HebID: Detecting Social Identities in Hebrew-language Political Text
Guy Mor-Lan, Naama Rivlin-Angert, Yael R. Kaplan, Tamir Sheafer, Shaul R. Shenhav
TL;DR
HebID tackles the lack of non‑English, multilingual resources for fine‑grained social identity detection in political text by introducing a survey‑grounded, multilabel Hebrew corpus of 5,536 sentences from Israeli politicians’ Facebook posts, labeled with twelve identities. It benchmarks encoder and decoder models across 2B–9B parameters, showing Hebrew‑tuned decoder LLMs (notably DictaLM2.0) achieving a macro‑F1 of 0.743 and strong cross‑genre generalization to Knesset speeches (0.72). The authors link Facebook discourse, parliamentary speeches, and public survey data to reveal identity prevalence, election‑cycle surges, and gender patterns, and they validate external validity against CHES‑Israel policy rankings with consistently significant correlations. HebID thus provides a foundational resource and methodological blueprint for studying identity discourse in Hebrew and non‑English political contexts, with broad applicability for sociolinguistic analysis and NLP benchmarks.
Abstract
Political language is deeply intertwined with social identities. While social identities are often shaped by specific cultural contexts and expressed through particular uses of language, existing datasets for group and identity detection are predominantly English-centric, single-label and focus on coarse identity categories. We introduce HebID, the first multilabel Hebrew corpus for social identity detection: 5,536 sentences from Israeli politicians' Facebook posts (Dec 2018-Apr 2021), manually annotated for twelve nuanced social identities (e.g. Rightist, Ultra-Orthodox, Socially-oriented) grounded by survey data. We benchmark multilabel and single-label encoders alongside 2B-9B-parameter generative LLMs, finding that Hebrew-tuned LLMs provide the best results (macro-$F_1$ = 0.74).

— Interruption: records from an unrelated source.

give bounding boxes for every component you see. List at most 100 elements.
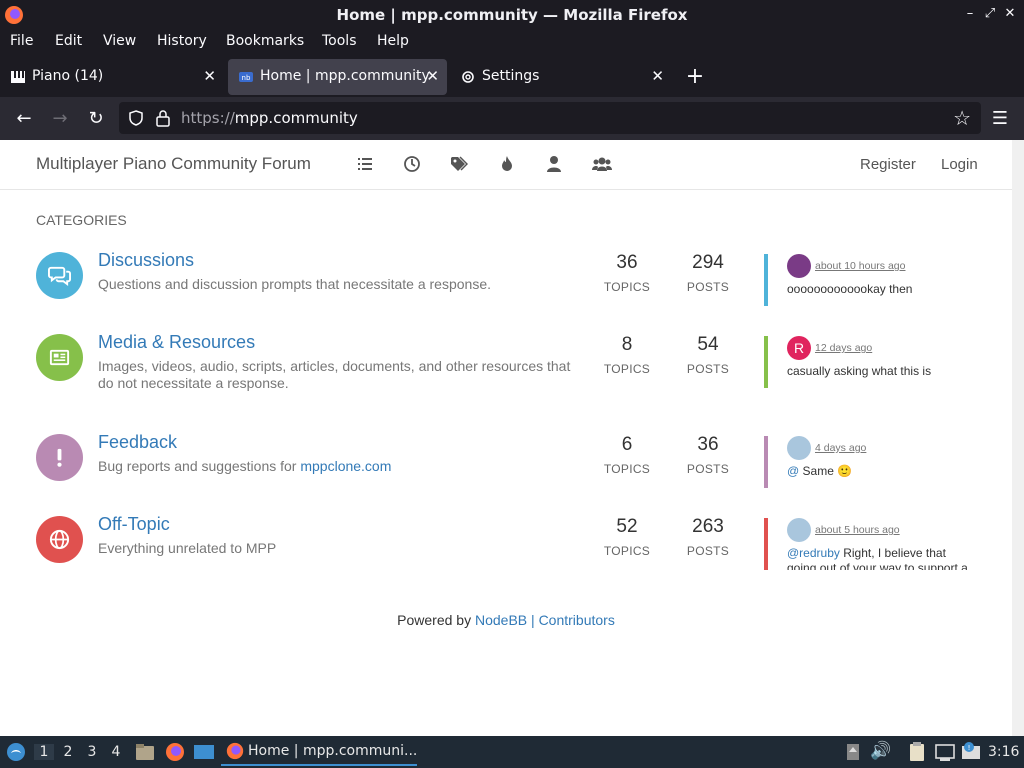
url-bar[interactable]: https://mpp.community ☆ bbox=[119, 102, 981, 134]
notification-icon[interactable]: ! bbox=[960, 741, 982, 763]
category-title[interactable]: Off-Topic bbox=[98, 514, 170, 535]
firefox-launcher-icon[interactable] bbox=[164, 741, 186, 763]
lock-icon[interactable] bbox=[155, 109, 171, 127]
last-post: about 10 hours ago ooooooooooookay then bbox=[787, 254, 987, 306]
svg-text:!: ! bbox=[968, 744, 971, 752]
category-icon-badge[interactable] bbox=[36, 516, 83, 563]
workspace-3[interactable]: 3 bbox=[82, 744, 102, 760]
taskbar-firefox-window[interactable]: Home | mpp.communi... bbox=[221, 738, 417, 766]
category-title[interactable]: Discussions bbox=[98, 250, 194, 271]
user-icon[interactable] bbox=[545, 155, 563, 173]
posts-count: 263 bbox=[692, 516, 724, 537]
tab-label: Settings bbox=[482, 68, 540, 84]
category-color-bar bbox=[764, 254, 768, 306]
mention-link[interactable]: @ bbox=[787, 464, 799, 478]
topics-count: 36 bbox=[616, 252, 638, 273]
topics-stat: 8 TOPICS bbox=[597, 334, 657, 376]
category-title[interactable]: Feedback bbox=[98, 432, 177, 453]
avatar[interactable] bbox=[787, 254, 811, 278]
hamburger-menu-icon[interactable]: ☰ bbox=[988, 107, 1012, 131]
mppclone-link[interactable]: mppclone.com bbox=[300, 458, 391, 474]
avatar[interactable] bbox=[787, 518, 811, 542]
menu-edit[interactable]: Edit bbox=[55, 33, 82, 49]
close-tab-icon[interactable]: ✕ bbox=[203, 67, 216, 85]
url-text[interactable]: https://mpp.community bbox=[181, 109, 358, 127]
login-link[interactable]: Login bbox=[941, 156, 978, 173]
close-window-icon[interactable]: ✕ bbox=[1002, 6, 1018, 21]
topics-label: TOPICS bbox=[603, 544, 651, 558]
exclamation-icon bbox=[57, 448, 62, 467]
workspace-2[interactable]: 2 bbox=[58, 744, 78, 760]
avatar[interactable]: R bbox=[787, 336, 811, 360]
topics-stat: 6 TOPICS bbox=[597, 434, 657, 476]
comments-icon bbox=[48, 266, 71, 287]
bookmark-star-icon[interactable]: ☆ bbox=[953, 106, 971, 130]
avatar[interactable] bbox=[787, 436, 811, 460]
reload-icon[interactable]: ↻ bbox=[84, 107, 108, 131]
category-icon-badge[interactable] bbox=[36, 334, 83, 381]
close-tab-icon[interactable]: ✕ bbox=[426, 67, 439, 85]
back-icon[interactable]: ← bbox=[12, 107, 36, 131]
new-tab-icon[interactable]: + bbox=[684, 64, 706, 89]
site-header: Multiplayer Piano Community Forum Regist… bbox=[0, 140, 1012, 190]
menu-bookmarks[interactable]: Bookmarks bbox=[226, 33, 304, 49]
tab-settings[interactable]: Settings ✕ bbox=[450, 59, 672, 95]
register-link[interactable]: Register bbox=[860, 156, 916, 173]
minimize-icon[interactable]: – bbox=[962, 6, 978, 21]
users-icon[interactable] bbox=[592, 155, 612, 173]
post-preview[interactable]: casually asking what this is bbox=[787, 364, 977, 379]
post-time[interactable]: 4 days ago bbox=[815, 442, 866, 454]
fire-icon[interactable] bbox=[498, 155, 516, 173]
volume-icon[interactable]: 🔊 bbox=[870, 741, 891, 761]
maximize-icon[interactable]: ⤢ bbox=[982, 6, 998, 21]
posts-stat: 54 POSTS bbox=[678, 334, 738, 376]
gear-icon bbox=[462, 71, 474, 83]
clipboard-icon[interactable] bbox=[906, 741, 928, 763]
mention-link[interactable]: @redruby bbox=[787, 546, 840, 560]
posts-stat: 294 POSTS bbox=[678, 252, 738, 294]
post-preview[interactable]: @redruby Right, I believe that going out… bbox=[787, 546, 977, 570]
posts-label: POSTS bbox=[686, 280, 730, 294]
network-icon[interactable] bbox=[934, 741, 956, 763]
contributors-link[interactable]: Contributors bbox=[539, 612, 615, 628]
workspace-1[interactable]: 1 bbox=[34, 744, 54, 760]
tab-home[interactable]: nb Home | mpp.community ✕ bbox=[228, 59, 447, 95]
categories-heading: CATEGORIES bbox=[36, 212, 127, 228]
category-row: Off-Topic Everything unrelated to MPP 52… bbox=[0, 514, 1012, 596]
menu-history[interactable]: History bbox=[157, 33, 207, 49]
tab-piano[interactable]: Piano (14) ✕ bbox=[0, 59, 224, 95]
forward-icon[interactable]: → bbox=[48, 107, 72, 131]
list-icon[interactable] bbox=[356, 155, 374, 173]
clock-icon[interactable] bbox=[403, 155, 421, 173]
category-icon-badge[interactable] bbox=[36, 252, 83, 299]
topics-count: 6 bbox=[621, 434, 633, 455]
post-time[interactable]: about 5 hours ago bbox=[815, 524, 900, 536]
nodebb-favicon-icon: nb bbox=[239, 72, 253, 82]
menu-file[interactable]: File bbox=[10, 33, 33, 49]
shield-icon[interactable] bbox=[127, 109, 145, 127]
post-preview[interactable]: @ Same 🙂 bbox=[787, 464, 977, 479]
post-time[interactable]: 12 days ago bbox=[815, 342, 872, 354]
menu-view[interactable]: View bbox=[103, 33, 136, 49]
category-description: Questions and discussion prompts that ne… bbox=[98, 276, 491, 292]
tags-icon[interactable] bbox=[450, 155, 468, 173]
category-color-bar bbox=[764, 336, 768, 388]
desktop-icon[interactable] bbox=[193, 741, 215, 763]
svg-text:nb: nb bbox=[242, 74, 251, 82]
post-time[interactable]: about 10 hours ago bbox=[815, 260, 906, 272]
menu-tools[interactable]: Tools bbox=[322, 33, 357, 49]
close-tab-icon[interactable]: ✕ bbox=[651, 67, 664, 85]
category-title[interactable]: Media & Resources bbox=[98, 332, 255, 353]
site-brand[interactable]: Multiplayer Piano Community Forum bbox=[36, 154, 311, 174]
category-row: Feedback Bug reports and suggestions for… bbox=[0, 432, 1012, 514]
clock[interactable]: 3:16 bbox=[988, 744, 1019, 760]
category-icon-badge[interactable] bbox=[36, 434, 83, 481]
post-preview[interactable]: ooooooooooookay then bbox=[787, 282, 977, 297]
menu-help[interactable]: Help bbox=[377, 33, 409, 49]
start-menu-icon[interactable] bbox=[5, 741, 27, 763]
page-scrollbar[interactable] bbox=[1012, 140, 1024, 736]
file-manager-icon[interactable] bbox=[134, 741, 156, 763]
workspace-4[interactable]: 4 bbox=[106, 744, 126, 760]
upload-icon[interactable] bbox=[842, 741, 864, 763]
nodebb-link[interactable]: NodeBB bbox=[475, 612, 527, 628]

We apply our classifier to politicians' Facebook posts and parliamentary speeches, evaluating differences in popularity, temporal trends, clustering patterns, and gender-related variations in identity expression. We utilize identity choices from a national public survey, enabling a comparison between identities portrayed in elite discourse and the public's identity priorities. HebID provides a comprehensive foundation for studying social identities in Hebrew and can serve as a model for similar research in other non-English political contexts.